Invasion from Montana

Kate Walbert

April 06, 1993|By Kate Walbert

THE year of the woman began not in 1992, as we have been led to believe, but in April 1917, 76 years ago, when Jeannette Rankin walked into the House of Representatives as the first woman to enter Congress.

On Nov. 7, 1916, Montana elected Rankin, 36 and unmarried, to the House by a plurality of 7,567 votes. At the time, only 12 of the 48 states granted women the right to vote.

On her election, pundits raged over the new American Revolution and fanned rumors about her looks and wardrobe.

It was said that "the lady from Montana" packed a .44 caliber six-shooter and trimmed her skirts with chaps fur. The press called her a "slip of a girl" and wrote that she was out of her mind to step into a body made up of 434 men. She received countless marriage proposals. A toothpaste company offered her $5,000 for a photograph of her teeth.

A month before Rankin took her place in Washington, a woman journalist for the Evening Mail of New York wrote, "I am glad glad glad even to pollyannaism that Jeannette is not 'freakish' or 'mannish' or 'standoffish' or 'shrewish' or of any type likely to antagonize the company of gentlemen whose realm has hitherto been uninvaded by petticoats."

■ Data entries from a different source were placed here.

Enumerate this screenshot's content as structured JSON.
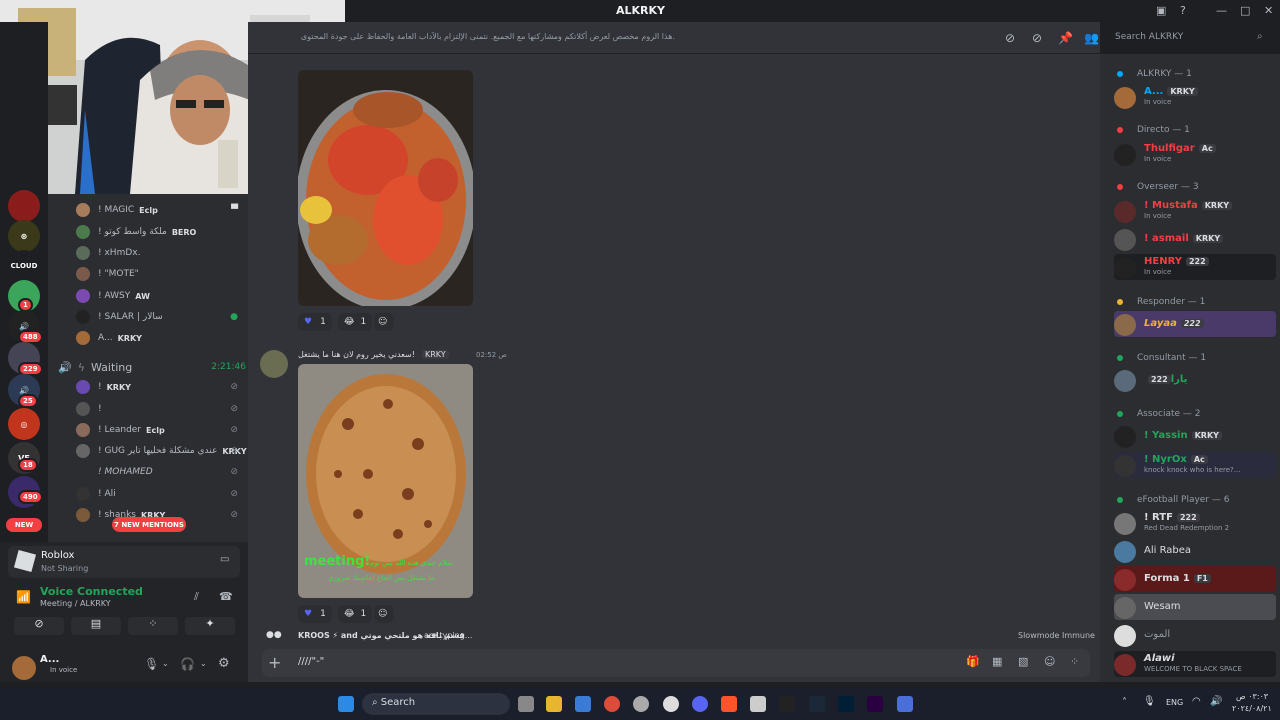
{
  "window": {
    "title": "ALKRKY"
  },
  "guilds": {
    "items": [
      {
        "name": "guild-1",
        "badge": ""
      },
      {
        "name": "guild-2",
        "badge": ""
      },
      {
        "name": "guild-cloud",
        "label": "CLOUD",
        "badge": ""
      },
      {
        "name": "guild-4",
        "badge": "1"
      },
      {
        "name": "guild-5",
        "badge": "488"
      },
      {
        "name": "guild-6",
        "badge": "229"
      },
      {
        "name": "guild-7",
        "badge": "25"
      },
      {
        "name": "guild-8",
        "badge": ""
      },
      {
        "name": "guild-9",
        "badge": "18"
      },
      {
        "name": "guild-10",
        "badge": "490"
      }
    ],
    "new_label": "NEW"
  },
  "voice_channel": {
    "top_members": [
      {
        "name": "! MAGIC",
        "tag": "Eclp"
      },
      {
        "name": "! ملكة واسط كوتو",
        "tag": "BERO"
      },
      {
        "name": "! xHmDx.",
        "tag": ""
      },
      {
        "name": "! \"MOTE\"",
        "tag": ""
      },
      {
        "name": "! AWSY",
        "tag": "AW"
      },
      {
        "name": "! SALAR | سالار",
        "tag": ""
      },
      {
        "name": "A...",
        "tag": "KRKY"
      }
    ],
    "waiting": {
      "name": "Waiting",
      "time": "2:21:46"
    },
    "waiting_members": [
      {
        "name": "!",
        "tag": "KRKY"
      },
      {
        "name": "!",
        "tag": ""
      },
      {
        "name": "! Leander",
        "tag": "Eclp"
      },
      {
        "name": "! GUG عندي مشكلة فحليها تاير",
        "tag": "KRKY"
      },
      {
        "name": "! MOHAMED",
        "tag": ""
      },
      {
        "name": "! Ali",
        "tag": ""
      },
      {
        "name": "! shanks",
        "tag": "KRKY"
      }
    ],
    "mentions_label": "7 NEW MENTIONS"
  },
  "activity": {
    "app": "Roblox",
    "status": "Not Sharing"
  },
  "voice_status": {
    "title": "Voice Connected",
    "channel": "Meeting / ALKRKY"
  },
  "user": {
    "name": "A...",
    "status": "In voice"
  },
  "topbar": {
    "topic": "هذا الروم مخصص لعرض أكلاتكم ومشاركتها مع الجميع. نتمنى الإلتزام بالآداب العامة والحفاظ على جودة المحتوى.",
    "search_placeholder": "Search ALKRKY"
  },
  "messages": [
    {
      "reaction_count_1": "1",
      "reaction_count_2": "1"
    },
    {
      "text": "سعدني يخير روم لان هنا ما يشتغل!",
      "tag": "KRKY",
      "time": "ص 02:52",
      "caption1": "سلام عندي هذه الله بس نوم",
      "caption2": "ما يشتغل بس احتاج احاسبك صروري",
      "caption_word": "meeting!",
      "reaction_count_1": "1",
      "reaction_count_2": "1"
    }
  ],
  "typing": {
    "users": "KROOS ⚡ and قسم باقه هو ملتحي موتي",
    "suffix": "are typing...",
    "slowmode": "Slowmode Immune"
  },
  "input": {
    "value": "////\"-\""
  },
  "members": {
    "categories": [
      {
        "label": "ALKRKY — 1",
        "color": "#23a55a"
      },
      {
        "label": "Directo — 1",
        "color": "#f23f43"
      },
      {
        "label": "Overseer — 3",
        "color": "#f23f43"
      },
      {
        "label": "Responder — 1",
        "color": "#f0b232"
      },
      {
        "label": "Consultant — 1",
        "color": "#23a55a"
      },
      {
        "label": "Associate — 2",
        "color": "#23a55a"
      },
      {
        "label": "eFootball Player — 6",
        "color": "#23a55a"
      }
    ],
    "list": [
      {
        "name": "A...",
        "tag": "KRKY",
        "sub": "In voice",
        "color": "#00a8fc"
      },
      {
        "name": "Thulfigar",
        "tag": "Ac",
        "sub": "In voice",
        "color": "#f23f43"
      },
      {
        "name": "! Mustafa",
        "tag": "KRKY",
        "sub": "In voice",
        "color": "#f23f43"
      },
      {
        "name": "! asmail",
        "tag": "KRKY",
        "sub": "",
        "color": "#f23f43"
      },
      {
        "name": "HENRY",
        "tag": "222",
        "sub": "In voice",
        "color": "#f23f43"
      },
      {
        "name": "Layaa",
        "tag": "222",
        "sub": "",
        "color": "#f0b232"
      },
      {
        "name": "يارا",
        "tag": "222",
        "sub": "",
        "color": "#23a55a"
      },
      {
        "name": "! Yassin",
        "tag": "KRKY",
        "sub": "",
        "color": "#23a55a"
      },
      {
        "name": "! NyrOx",
        "tag": "Ac",
        "sub": "knock knock who is here?...",
        "color": "#23a55a"
      },
      {
        "name": "! RTF",
        "tag": "222",
        "sub": "Red Dead Redemption 2",
        "color": "#dbdee1"
      },
      {
        "name": "Ali Rabea",
        "tag": "",
        "sub": "",
        "color": "#dbdee1"
      },
      {
        "name": "Forma 1",
        "tag": "F1",
        "sub": "",
        "color": "#dbdee1"
      },
      {
        "name": "Wesam",
        "tag": "",
        "sub": "",
        "color": "#dbdee1"
      },
      {
        "name": "الموت",
        "tag": "",
        "sub": "",
        "color": "#949ba4"
      },
      {
        "name": "Alawi",
        "tag": "",
        "sub": "WELCOME TO BLACK SPACE",
        "color": "#dbdee1"
      }
    ]
  },
  "taskbar": {
    "search": "Search",
    "lang": "ENG",
    "time": "٠٣:٠٣ ص",
    "date": "٢٠٢٤/٠٨/٢١"
  },
  "colors": {
    "accent": "#5865f2",
    "online": "#23a55a",
    "danger": "#f23f43"
  }
}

The invasion occurred peacefully enough. Rankin received a standing ovation as she entered the House carrying a bouquet of yellow and purple flowers given to her that morning at a suffrage rally. It was reported she wore a dark blue suit and that she walked well and unselfconsciously.

Everyone seemed to breathe a collective sigh of relief that the new representative, born on a ranch, had not ridden in on a horse.

What Rankin remembered best from that day was a white-haired gentleman from Michigan, a seasoned representative, whom she felt she could sit next to without accusation of flirting. She also recalled the abundance of fancy brass spittoons and the lack of bathrooms for women.

When asked how she withstood being the first woman in Congress, Rankin spoke of operating her father's sawmill, of sewing up a horse torn by barbed wire. On the frontier, she said, there was no such thing as inequality.

"I can't stand to be a worm," she would say when charged with overstepping the boundaries of ladylike behavior.

Rankin served in the House from 1917-1919 and from 1941-1943, and continued to work as a lobbyist and peace activist until her death in 1973.

Yet hers is largely a forgotten name, one of the many lost women that make up the faded time line of women in politics. Perhaps in this way she most resembles the hundreds of women -- women of the suffrage, labor and peace movements -- whose footsteps, long erased, braved the path the congressional newcomers walk today.

The anniversary of Rankin's triumphant entrance into the House seems a good moment to abandon the demeaning singular -- the year of the woman -- and to recognize that our newly elected women leaders are part of a process Rankin started three-quarters of a century ago.

It's a process that has moved too slowly, but it's a process all the same.

Kate Walbert is writing a one-woman play based on the life of Jeannette Rankin.